Melanie menyentuh tangan Shaw di bahunya, lantas menggenggamnya. Hangat. "Aku tidak tahu. Rasanya akhir-akhir ini kepalaku penuh, tapi entah karena apa. Padahal urusanku sudah selesai semua, termasuk tugas dosen dan persiapan ujian mahasiswa. Namun, tetap saja rasanya ada sesuatu yang janggal. Kupikir dengan melukis, aku bisa tenang. Tapi nyatanya kau lihat sendiri. Ini kanvas keenam yang kukerjakan hari ini, padahal lukisan sebelumnya hanya setengah jadi ..."

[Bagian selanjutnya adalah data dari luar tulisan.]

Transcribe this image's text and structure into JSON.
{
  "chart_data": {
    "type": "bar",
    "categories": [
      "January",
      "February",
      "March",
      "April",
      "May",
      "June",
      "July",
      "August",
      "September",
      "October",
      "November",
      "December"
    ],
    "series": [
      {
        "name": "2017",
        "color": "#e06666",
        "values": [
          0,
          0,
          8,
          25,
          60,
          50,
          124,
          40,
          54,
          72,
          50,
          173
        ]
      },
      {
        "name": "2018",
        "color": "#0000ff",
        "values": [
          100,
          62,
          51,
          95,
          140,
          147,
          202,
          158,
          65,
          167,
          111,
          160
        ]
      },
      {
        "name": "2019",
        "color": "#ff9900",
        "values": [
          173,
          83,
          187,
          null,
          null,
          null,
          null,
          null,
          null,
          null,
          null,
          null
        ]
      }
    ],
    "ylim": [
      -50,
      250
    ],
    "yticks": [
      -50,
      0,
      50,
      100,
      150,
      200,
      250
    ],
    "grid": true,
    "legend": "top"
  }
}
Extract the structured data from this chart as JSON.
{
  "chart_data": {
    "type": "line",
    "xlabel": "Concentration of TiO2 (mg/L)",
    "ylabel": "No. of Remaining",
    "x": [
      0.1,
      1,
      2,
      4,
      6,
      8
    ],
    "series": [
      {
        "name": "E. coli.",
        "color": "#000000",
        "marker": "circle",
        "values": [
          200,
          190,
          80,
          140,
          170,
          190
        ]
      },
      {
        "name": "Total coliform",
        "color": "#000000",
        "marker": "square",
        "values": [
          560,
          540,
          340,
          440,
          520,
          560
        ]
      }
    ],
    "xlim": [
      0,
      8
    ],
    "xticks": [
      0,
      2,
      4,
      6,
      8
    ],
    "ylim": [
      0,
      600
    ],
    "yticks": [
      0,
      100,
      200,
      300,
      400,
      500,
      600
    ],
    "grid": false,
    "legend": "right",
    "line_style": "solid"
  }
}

Shaw terdiam mendengarkan cerita Melanie yang masih bersambung. Sepertinya apa yang dirasakan Melanie terlalu banyak, buat wanita yang dalam kesehariannya itu begitu tenang justru sekarang menjadi tumpah ruah. Alhasil, kala dia yakin cerita tersebut sudah selesai, Shaw segera melingkarkan tangannya, memeluk Melanie dari belakang dengan erat.

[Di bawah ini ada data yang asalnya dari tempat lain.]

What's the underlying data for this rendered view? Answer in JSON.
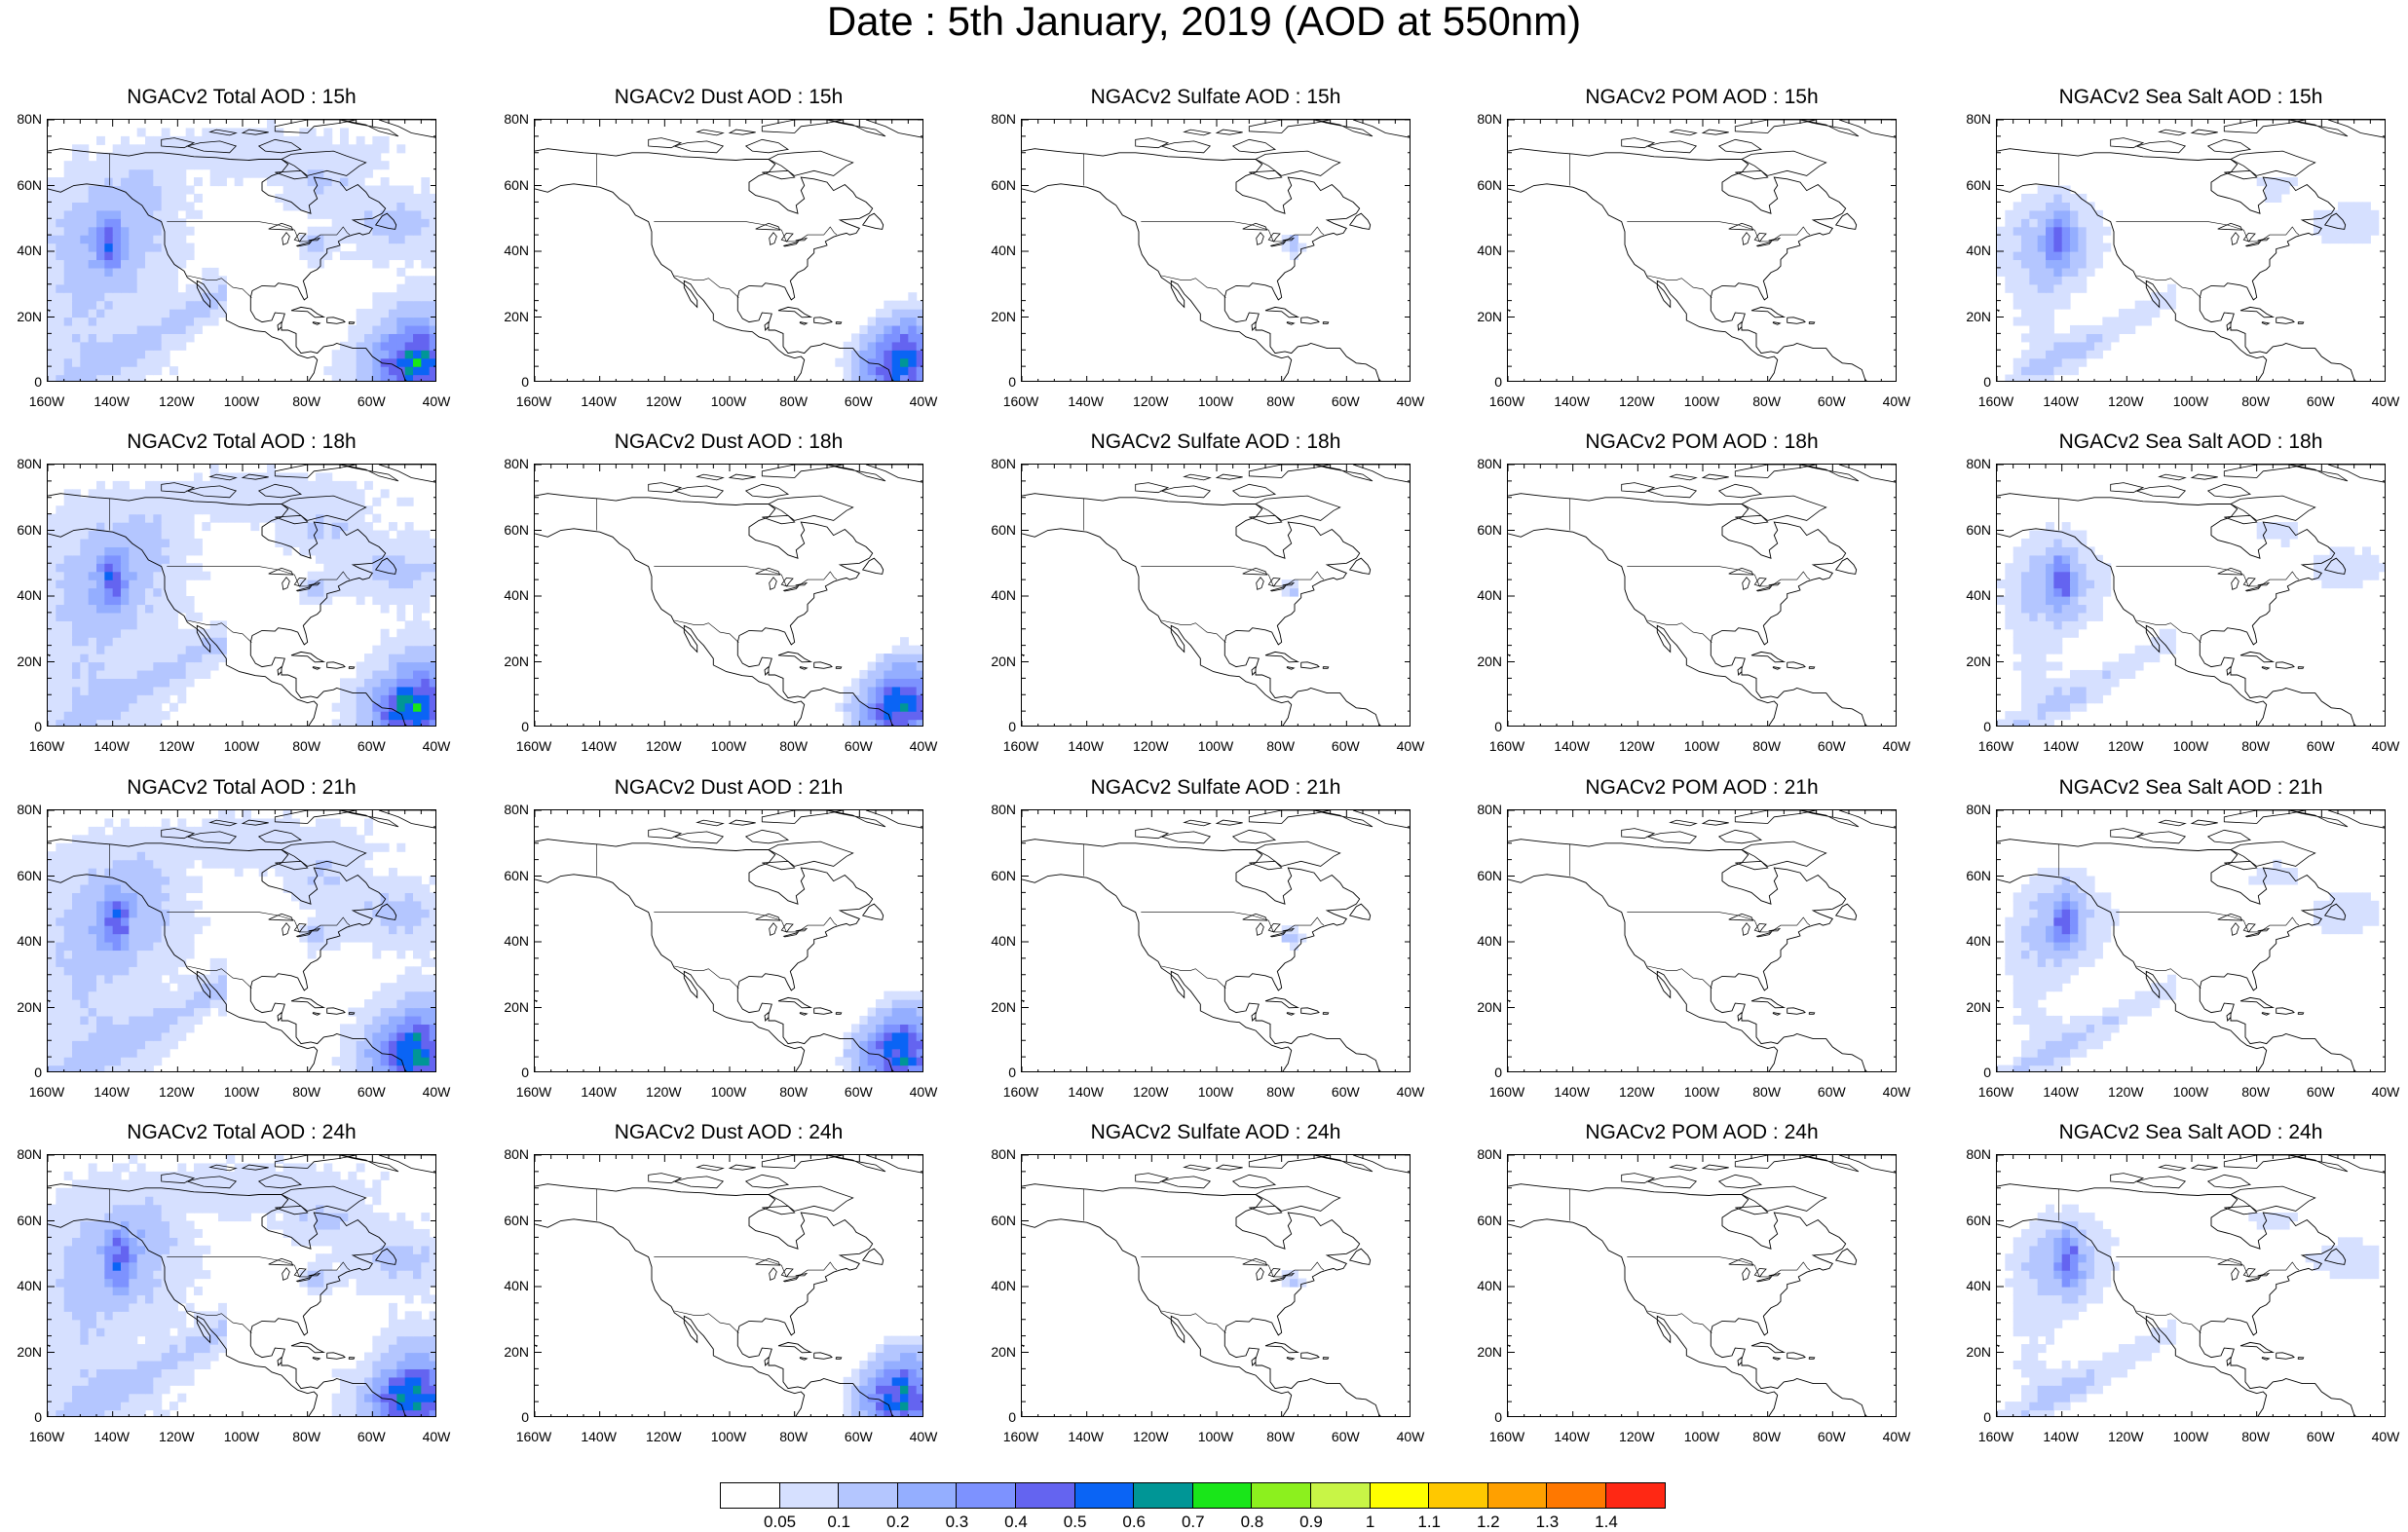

"Kau tengah burn out dan itu bukan salahmu, Ann," ujar Shaw kembali mengecup puncak kepala Melanie, "sebaiknya kau istirahat dulu dari rutinitasmu, ya? Lalu, bagaimana kalau nanti malam kita marathon semua film yang kau suka? Kita bisa membeli banyak camilan dan minuman untuk itu. Ah, tentunya aku juga akan memelukmu sepanjang malam."

"Mhmm ...."

"Kau mau kan, Ann?"

Melanie mengangguk, "tapi apa boleh yang terakhir itu kudapatkan sekarang saja?"

"Of course, Babe."

Maka Melanie pun memejamkan mata kala merasakan pelukan Shaw padanya kian erat, tapi begitu nyaman. Mungkin memang benar yang dikatakan oleh kekasihnya itu. Bahwa sekarang dia memerlukan sebuah pelukan panjang.